14. The method of claim 13, wherein the UE configuration update command carries a registration indication.

15. The method of claim 13, wherein the de-registration request message carries a registration indication.

16. The method according to claim 12, wherein:

the third message is configured to trigger the UE to send a second registration request message to an access network element of the communication network, where the second registration request message is used to register with the target core network element based on the 5G-GUTI, the second registration request message includes an information element indicating the 5G-GUTI, and the 5G-GUTI indicates the target core network element.

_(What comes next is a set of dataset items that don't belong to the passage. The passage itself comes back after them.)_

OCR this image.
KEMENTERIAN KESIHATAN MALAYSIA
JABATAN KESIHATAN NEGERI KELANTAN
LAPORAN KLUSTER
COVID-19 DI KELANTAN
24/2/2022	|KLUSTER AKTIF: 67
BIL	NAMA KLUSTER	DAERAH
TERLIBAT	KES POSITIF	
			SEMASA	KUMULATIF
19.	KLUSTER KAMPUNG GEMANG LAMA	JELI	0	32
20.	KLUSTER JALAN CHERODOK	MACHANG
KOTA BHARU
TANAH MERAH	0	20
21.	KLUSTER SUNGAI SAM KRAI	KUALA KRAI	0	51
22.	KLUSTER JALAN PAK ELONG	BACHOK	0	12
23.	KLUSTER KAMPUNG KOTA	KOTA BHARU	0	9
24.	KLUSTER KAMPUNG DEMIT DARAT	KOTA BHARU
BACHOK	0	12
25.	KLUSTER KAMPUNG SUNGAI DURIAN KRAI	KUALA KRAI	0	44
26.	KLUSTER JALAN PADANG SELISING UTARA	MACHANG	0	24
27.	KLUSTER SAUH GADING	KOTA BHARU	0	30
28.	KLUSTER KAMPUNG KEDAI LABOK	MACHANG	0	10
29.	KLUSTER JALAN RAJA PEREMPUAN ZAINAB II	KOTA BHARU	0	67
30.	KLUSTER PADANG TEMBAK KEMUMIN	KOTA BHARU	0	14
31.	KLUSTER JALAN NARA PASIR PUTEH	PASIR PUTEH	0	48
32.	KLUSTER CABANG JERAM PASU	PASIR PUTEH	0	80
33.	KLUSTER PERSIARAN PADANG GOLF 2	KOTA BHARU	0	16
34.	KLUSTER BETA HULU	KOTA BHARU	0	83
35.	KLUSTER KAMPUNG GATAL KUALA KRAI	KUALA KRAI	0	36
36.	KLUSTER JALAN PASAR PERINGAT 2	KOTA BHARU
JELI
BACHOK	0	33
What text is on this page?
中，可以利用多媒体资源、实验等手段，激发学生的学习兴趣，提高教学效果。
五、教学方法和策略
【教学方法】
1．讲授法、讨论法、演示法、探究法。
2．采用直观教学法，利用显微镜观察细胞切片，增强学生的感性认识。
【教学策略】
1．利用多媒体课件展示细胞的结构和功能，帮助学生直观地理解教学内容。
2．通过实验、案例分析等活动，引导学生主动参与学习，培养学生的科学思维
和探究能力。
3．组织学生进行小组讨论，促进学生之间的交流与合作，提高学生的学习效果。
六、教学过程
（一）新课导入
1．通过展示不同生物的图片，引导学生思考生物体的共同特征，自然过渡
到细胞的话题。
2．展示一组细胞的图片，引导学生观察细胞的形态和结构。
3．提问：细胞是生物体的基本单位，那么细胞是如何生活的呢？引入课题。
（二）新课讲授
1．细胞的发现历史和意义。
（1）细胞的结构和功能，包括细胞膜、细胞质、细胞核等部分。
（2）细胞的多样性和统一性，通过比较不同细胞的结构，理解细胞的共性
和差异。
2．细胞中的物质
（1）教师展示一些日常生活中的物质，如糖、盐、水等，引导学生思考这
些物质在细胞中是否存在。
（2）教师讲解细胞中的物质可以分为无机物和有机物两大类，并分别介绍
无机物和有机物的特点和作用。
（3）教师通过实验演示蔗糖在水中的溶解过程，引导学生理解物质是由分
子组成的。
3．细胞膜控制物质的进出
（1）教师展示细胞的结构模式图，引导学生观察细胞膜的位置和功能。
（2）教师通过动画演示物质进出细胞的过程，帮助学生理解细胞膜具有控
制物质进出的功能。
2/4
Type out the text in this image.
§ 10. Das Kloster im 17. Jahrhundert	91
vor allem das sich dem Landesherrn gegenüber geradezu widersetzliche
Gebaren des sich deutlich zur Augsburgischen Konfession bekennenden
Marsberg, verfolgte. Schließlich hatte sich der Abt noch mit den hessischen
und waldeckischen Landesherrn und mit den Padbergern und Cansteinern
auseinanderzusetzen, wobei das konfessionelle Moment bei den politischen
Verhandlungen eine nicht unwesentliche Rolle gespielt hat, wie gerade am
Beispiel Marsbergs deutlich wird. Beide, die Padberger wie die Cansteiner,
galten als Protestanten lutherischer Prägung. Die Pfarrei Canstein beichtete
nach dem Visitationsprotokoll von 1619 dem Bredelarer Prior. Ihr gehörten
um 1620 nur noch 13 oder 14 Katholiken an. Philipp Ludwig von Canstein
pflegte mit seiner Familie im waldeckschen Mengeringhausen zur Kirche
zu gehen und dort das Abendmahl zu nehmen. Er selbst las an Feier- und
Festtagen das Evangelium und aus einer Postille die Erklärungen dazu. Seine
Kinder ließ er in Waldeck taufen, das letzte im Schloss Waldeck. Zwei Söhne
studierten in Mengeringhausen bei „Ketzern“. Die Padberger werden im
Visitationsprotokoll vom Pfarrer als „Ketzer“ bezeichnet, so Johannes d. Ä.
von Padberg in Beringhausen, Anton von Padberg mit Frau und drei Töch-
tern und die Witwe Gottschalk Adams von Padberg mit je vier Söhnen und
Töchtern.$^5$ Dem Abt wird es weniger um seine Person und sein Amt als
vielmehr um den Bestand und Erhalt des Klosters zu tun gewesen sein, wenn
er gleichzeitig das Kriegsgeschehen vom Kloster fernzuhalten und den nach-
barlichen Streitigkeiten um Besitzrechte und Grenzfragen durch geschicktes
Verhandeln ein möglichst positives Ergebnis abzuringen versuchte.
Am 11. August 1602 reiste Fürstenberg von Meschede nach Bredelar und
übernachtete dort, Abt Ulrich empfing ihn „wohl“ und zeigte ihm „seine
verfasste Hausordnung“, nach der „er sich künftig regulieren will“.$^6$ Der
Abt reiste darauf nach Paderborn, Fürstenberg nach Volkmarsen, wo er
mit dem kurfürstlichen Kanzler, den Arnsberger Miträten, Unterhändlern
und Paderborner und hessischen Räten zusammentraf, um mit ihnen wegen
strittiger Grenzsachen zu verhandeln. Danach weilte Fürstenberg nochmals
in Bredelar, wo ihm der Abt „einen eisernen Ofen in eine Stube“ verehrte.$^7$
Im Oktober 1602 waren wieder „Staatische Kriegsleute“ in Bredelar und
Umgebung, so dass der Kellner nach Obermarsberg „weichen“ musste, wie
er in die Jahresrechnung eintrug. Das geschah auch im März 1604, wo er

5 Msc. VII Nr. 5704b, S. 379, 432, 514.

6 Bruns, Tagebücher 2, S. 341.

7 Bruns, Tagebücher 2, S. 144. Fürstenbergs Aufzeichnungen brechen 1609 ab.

17. The method of claim 16, further comprising:

In response to receiving the second registration request message:

the access network element determines the target core network element based on one of:

the 5G-GUTI carried in the second registration request message;

a shortened version of the 5G-GUTI carried in the second registration request message; or (b)

A shortened version of the 5G-GUTI carried in a fourth message for establishing a connection between the UE and the access network element; and

and the access network element forwards the second registration request message to the target core network element.

18. The method of claim 17, wherein the fourth message comprises a Radio Resource Control (RRC) message associated with the second registration request message.

19. The method of claim 17, wherein the shortened form of 5G-GUTI comprises a 5G-G S-temporary mobile subscriber identity (5G-S-TMSI).

20. The method of claim 1, wherein the initial core network element comprises an AMF.

21. The method of claim 1, wherein the target core network element comprises an AMF.

22. An apparatus comprising one or more processors, wherein the one or more processors are configured to implement the method of any of claims 1-21.

23. A computer program product comprising a non-transitory computer-readable program medium having computer code stored thereon, which, when executed by one or more processors, causes the one or more processors to implement the method of any of claims 1-21.